KALTENG – Beberapa daerah dengan potensi wisata alam melimpah, ternyata belum mampu berdaya saing dengan objek wisata lain. Faktornya beragam. Mulai dari kurangnya promosi, attraction, accesibility, amenities maupun ancillary.
Isu tersebut mengemuka dalam gelaran Focus Group Discussion (FGD) yang digelar di Swiss Belhotel Danum, Palangkaraya, Jumat (10/5). FGD bertajuk Pengembangan Produk Ekowisata Berbasis Sungai tersebut merupakan tindak lanjut atas wacana pengembangan wisata sungai di Kalimantan Tengah.
Acara tersebut antara lain dihadiri Staff Ahli Gubernur Kalteng Yuel Tanggara, Asdep Bidang Pengembangan Wisata Alam dan Buatan Kemenpar Alexander Reyaan, Kepala Balai Besar Taman Nasional (BBTN) Betung Kerihun & Danau Sentarum Arief Mahmud, serta Kabid Sosial, Budaya dan Pemerintahan Bappedalitbang Kalteng Tukas.
Deputi Bidang Pengembangan Industri dan Kelembagaan Kemenpar Ni Wayan Giri Adyani mengatakan, pembangunan pariwisata memang perlu peran semua pihak. Pemerintah pusat dan daerah harus bersinergi. Harus bersama-sama menyiapkan dan mendukung secara optimal wisata alam ini. Sehingga, diharapkan dapat mendongkrak jumlah kunjungan wisatawan. Antara lain dengan memperkenalkan produk wisata berbasis sungai.
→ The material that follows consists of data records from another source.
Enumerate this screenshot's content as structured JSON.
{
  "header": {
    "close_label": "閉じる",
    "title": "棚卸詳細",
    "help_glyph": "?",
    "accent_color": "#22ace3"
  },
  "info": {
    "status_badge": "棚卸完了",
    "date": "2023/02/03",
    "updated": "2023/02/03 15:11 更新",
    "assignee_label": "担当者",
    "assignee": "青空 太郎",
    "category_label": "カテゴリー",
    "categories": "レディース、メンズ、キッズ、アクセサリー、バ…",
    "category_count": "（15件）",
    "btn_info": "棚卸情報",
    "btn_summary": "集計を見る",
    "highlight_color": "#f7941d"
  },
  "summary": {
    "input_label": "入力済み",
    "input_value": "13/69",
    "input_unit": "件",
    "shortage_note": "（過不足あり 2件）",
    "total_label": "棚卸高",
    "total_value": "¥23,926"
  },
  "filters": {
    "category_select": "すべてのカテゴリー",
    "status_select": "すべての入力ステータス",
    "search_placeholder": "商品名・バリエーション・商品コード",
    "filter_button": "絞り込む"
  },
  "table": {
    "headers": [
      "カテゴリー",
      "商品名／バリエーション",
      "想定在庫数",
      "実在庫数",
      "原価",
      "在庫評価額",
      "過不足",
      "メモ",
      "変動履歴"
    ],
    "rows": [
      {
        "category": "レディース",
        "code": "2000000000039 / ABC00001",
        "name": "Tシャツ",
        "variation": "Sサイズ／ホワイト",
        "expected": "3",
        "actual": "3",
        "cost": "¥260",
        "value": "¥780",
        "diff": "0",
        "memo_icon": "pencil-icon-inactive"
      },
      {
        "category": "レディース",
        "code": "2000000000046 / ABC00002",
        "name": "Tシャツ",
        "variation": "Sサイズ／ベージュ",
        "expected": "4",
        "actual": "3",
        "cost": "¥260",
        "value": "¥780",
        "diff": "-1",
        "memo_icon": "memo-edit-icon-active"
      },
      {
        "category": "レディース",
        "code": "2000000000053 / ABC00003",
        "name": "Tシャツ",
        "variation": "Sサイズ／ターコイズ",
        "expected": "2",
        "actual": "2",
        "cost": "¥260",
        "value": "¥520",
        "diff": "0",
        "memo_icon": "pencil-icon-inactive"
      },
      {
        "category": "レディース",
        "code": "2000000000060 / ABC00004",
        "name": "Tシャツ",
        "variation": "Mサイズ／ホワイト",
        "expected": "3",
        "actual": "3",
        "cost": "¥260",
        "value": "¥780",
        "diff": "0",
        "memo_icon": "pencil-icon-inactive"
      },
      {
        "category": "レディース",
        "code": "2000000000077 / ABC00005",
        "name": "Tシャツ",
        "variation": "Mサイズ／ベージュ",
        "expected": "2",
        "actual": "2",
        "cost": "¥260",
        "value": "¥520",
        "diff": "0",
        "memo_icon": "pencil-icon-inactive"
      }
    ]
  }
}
“Sebenarnya, pariwisata Indonesia sangat maju dari tahun ke tahun. Pariwisata merupakan sektor unggulan yang dapat mengalahkan industry untuk penyumbang pemasukan negara,” ujarnya.
Giri menekankan, BBTN Betung Kerihun & Danau Sentarum harus mampu menjalankan perannya sebagai perlindungan, pengawetan, dan pemanfaatan. Beberapa poin yang perlu diperhatikan adalah rencana pengelolaan, penataan blok/ zonasi, master plan, desain tapak, site plan, dan detail engineering design.
“Pengembangan produk ekowisata berbasis sungai di Kalimantan Tengah memang tidak hanya terfokus pada sungainya saja, tetapi juga ada wilayah penunjang yang harus dikelola. Salah satunya kawasan BBTN Betung Kerihun dan Danau Sentarum,” imbuhnya, diamini Asdep Bidang Pengembangan Wisata Alam dan Buatan Kemenpar Alexander Reyaan.
Hasil FGD antara lain menyepakati perlunya kajian untuk membuat kebijakan baru terkait pariwisata di Taman Nasional (khususnya Tanjung Putting). Perlu pola perjalanan dan sumber informasi terkait atraksi-atraksi destinasi wisata kepada khalayak. Tanjung Puting sendiri memerlukan kebijakan terkait jumlah kunjungan, sehingga popularitas Taman Nasional terus meningkat dan tidak mengurangi pendapatan.
“Hal lain, kita juga perlu menanamkan mindset length of stay untuk ecotourism. Kemudian membuka aksesibilitas antar provinsi di Kalimantan menggunakan pesawat. Tak kalah penting, perlu sekali menyasar ranah digital untuk pemasaran atau promosi,” tegasnya.
Menteri Pariwisata Arief Yahya berharap, FGD kali ini dapat lebih memperkenalkan konsep produk ekowisata berbasis sungai kepada stakeholders ekowisata. Selain itu, para pemangku kawasan harus lebih serius untuk bersinergi dalam pengembangan ekowisata yang memiliki konsep saling terkait dan menguatkan. Sehingga, konsep tersebut dapat memajukan pariwisata nasional dan berkontribusi nyata terhadap devisa negara.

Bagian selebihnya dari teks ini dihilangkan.